- Born: May 30, 1912 Sydney, Australia
- Died: September 26, 2007 (aged 95) Palm Desert, California, United States
- Occupations: Puppet designer, puppeteer
- Known for: Creating marionettes for TV program Howdy Doody Show
- Spouse: Johnny Dawson

= Velma Wayne Dawson =

American puppeteer (1912–2007)

Velma Wayne Dawson (May 30, 1912, Sydney - September 26, 2007) was an American puppet maker and puppeteer. She was best known for creating Howdy Doody marionettes for the Howdy Doody Show.

==Biography==
Dawson built only two classic Howdy Doody marionettes (Howdy and The Inspector John J. Fedoozle) for the famous children's show that began on December 27, 1947. She began by making all the prototypes with green felt hats, plaid shirts, white neckerchief and tan pants, made of cloth brown boots, brown hair and brown eyes. She continued to build the marionettes until the show went off the air in 1960. She was replaced in June 1952 by Rufus and Margo Rose, who complimented Scott Brinkers' puppet making for the show. Howdy Doody went off the air on September 24, 1960, after 2,343 shows.

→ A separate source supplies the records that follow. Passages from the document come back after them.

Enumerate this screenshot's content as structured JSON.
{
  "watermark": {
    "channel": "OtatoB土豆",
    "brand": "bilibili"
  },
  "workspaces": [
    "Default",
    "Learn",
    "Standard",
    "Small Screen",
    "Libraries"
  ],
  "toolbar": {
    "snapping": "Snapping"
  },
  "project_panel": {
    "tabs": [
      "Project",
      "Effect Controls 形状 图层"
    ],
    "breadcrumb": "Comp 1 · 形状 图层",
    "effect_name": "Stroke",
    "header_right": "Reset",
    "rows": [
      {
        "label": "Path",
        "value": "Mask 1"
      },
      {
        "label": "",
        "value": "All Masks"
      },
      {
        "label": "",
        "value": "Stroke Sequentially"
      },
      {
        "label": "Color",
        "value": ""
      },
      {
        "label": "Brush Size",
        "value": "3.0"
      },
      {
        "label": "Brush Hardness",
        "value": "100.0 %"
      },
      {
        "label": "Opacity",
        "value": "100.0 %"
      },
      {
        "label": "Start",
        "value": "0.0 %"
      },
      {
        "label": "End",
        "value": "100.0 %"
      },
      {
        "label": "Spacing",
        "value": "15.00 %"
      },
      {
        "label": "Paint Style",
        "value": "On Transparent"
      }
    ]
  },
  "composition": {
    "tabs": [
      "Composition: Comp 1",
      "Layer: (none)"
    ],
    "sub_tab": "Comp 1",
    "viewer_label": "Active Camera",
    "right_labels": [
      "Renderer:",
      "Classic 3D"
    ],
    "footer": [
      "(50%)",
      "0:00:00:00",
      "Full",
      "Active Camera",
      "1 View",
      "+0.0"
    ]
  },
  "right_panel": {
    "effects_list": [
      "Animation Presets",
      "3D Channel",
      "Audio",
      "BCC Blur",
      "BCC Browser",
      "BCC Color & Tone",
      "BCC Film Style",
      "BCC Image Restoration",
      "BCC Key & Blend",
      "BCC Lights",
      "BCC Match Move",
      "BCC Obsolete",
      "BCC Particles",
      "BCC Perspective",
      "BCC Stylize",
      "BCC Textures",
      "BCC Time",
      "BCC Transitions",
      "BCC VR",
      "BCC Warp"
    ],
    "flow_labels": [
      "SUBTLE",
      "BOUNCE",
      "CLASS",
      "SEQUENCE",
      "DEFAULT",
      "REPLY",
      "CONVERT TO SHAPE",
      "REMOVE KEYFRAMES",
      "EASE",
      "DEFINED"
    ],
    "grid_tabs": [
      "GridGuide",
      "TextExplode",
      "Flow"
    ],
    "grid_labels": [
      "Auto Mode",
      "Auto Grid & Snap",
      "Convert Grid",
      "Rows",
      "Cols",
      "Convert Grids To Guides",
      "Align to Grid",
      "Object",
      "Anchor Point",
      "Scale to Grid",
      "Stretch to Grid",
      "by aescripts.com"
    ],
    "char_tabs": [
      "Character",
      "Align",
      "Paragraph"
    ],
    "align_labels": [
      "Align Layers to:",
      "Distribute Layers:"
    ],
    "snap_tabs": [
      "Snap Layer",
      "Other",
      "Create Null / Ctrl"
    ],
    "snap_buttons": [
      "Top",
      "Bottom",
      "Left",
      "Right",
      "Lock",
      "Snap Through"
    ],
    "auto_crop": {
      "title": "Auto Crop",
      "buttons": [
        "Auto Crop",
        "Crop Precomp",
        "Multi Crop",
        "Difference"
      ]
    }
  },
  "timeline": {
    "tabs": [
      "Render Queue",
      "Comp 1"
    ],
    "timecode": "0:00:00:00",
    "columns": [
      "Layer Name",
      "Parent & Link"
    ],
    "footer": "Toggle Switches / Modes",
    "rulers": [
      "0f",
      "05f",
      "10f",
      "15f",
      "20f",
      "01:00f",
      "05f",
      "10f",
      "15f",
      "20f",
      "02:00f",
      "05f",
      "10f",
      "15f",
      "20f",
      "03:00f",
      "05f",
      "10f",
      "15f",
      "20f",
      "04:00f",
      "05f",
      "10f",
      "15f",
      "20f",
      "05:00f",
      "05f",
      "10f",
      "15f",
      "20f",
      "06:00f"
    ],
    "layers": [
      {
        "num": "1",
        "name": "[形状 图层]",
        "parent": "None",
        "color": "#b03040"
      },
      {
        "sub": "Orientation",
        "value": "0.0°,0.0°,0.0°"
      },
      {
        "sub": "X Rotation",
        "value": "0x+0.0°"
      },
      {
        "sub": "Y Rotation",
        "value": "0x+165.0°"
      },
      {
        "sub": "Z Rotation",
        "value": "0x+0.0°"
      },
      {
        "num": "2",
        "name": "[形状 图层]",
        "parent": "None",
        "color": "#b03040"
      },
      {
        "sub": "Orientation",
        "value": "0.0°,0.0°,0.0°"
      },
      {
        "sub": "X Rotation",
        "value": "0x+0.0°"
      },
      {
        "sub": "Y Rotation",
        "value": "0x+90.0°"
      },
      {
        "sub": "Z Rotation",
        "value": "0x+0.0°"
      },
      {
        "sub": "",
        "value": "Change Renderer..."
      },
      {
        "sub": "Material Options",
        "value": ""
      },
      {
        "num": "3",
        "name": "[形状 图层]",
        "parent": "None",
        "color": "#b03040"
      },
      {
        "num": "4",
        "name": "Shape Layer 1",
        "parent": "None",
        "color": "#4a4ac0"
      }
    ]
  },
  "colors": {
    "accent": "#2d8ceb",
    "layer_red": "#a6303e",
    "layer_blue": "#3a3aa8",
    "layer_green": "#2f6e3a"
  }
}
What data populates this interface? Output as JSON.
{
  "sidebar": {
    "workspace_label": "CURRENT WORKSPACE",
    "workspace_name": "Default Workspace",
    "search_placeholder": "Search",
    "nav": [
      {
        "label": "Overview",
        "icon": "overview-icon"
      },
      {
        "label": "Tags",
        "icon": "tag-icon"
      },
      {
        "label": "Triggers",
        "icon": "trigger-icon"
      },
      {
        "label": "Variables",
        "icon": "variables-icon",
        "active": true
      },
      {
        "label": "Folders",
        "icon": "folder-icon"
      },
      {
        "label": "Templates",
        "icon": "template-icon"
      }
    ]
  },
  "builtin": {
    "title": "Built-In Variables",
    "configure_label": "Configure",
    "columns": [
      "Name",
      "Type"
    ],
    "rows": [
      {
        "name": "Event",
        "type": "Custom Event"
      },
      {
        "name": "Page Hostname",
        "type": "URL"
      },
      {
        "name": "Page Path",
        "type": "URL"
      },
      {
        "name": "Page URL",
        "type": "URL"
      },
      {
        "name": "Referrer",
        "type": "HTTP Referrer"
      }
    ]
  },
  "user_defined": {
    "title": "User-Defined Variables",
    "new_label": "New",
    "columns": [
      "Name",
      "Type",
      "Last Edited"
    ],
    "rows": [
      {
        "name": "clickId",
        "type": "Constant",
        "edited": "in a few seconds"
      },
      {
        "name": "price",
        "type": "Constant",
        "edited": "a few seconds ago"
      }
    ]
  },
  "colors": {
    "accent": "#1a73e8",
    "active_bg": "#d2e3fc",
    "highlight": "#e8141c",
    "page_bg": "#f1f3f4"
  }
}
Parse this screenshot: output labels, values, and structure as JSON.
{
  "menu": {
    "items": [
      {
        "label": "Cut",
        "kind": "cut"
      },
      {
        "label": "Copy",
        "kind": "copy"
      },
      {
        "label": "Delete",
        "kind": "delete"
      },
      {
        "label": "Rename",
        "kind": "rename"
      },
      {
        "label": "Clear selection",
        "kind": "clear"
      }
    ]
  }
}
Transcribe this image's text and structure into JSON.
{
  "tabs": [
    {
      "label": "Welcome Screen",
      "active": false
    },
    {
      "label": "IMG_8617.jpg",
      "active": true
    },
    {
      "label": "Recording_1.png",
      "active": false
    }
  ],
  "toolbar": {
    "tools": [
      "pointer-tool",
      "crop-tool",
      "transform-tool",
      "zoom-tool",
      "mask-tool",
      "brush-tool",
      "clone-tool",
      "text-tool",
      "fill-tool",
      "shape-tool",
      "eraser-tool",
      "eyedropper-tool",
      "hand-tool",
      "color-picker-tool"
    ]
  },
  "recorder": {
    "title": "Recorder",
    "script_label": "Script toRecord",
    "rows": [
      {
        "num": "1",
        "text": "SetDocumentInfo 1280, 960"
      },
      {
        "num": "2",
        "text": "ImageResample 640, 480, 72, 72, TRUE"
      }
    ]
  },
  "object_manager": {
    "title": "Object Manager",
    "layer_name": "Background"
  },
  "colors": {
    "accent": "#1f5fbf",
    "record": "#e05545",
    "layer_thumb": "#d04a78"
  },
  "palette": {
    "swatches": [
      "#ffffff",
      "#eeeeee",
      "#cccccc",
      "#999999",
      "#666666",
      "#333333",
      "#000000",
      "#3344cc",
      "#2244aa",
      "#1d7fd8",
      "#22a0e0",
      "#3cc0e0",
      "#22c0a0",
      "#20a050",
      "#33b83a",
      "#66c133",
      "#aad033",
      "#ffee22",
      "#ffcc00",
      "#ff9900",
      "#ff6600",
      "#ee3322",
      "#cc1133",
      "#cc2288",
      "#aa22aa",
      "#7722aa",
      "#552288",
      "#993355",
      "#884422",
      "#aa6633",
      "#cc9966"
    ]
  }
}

Dawson was honored by the National Academy of Television Arts and Sciences (NATAS) Pacific Southwest Chapter for her 50-year-long career in television. Additionally, she was honored with a Golden Palm Star on the Palm Springs Walk of Stars in 2000. She was an active benefactor to College of the Desert in Palm Desert.

Her husband, Johnny Dawson, was a noted amateur golfer who designed and built several noted golf courses.

==Death==
Dawson died on September 26, 2007, at her home in Palm Desert, California, at the age of 95. She is buried at the Desert Memorial Park in Cathedral City, California.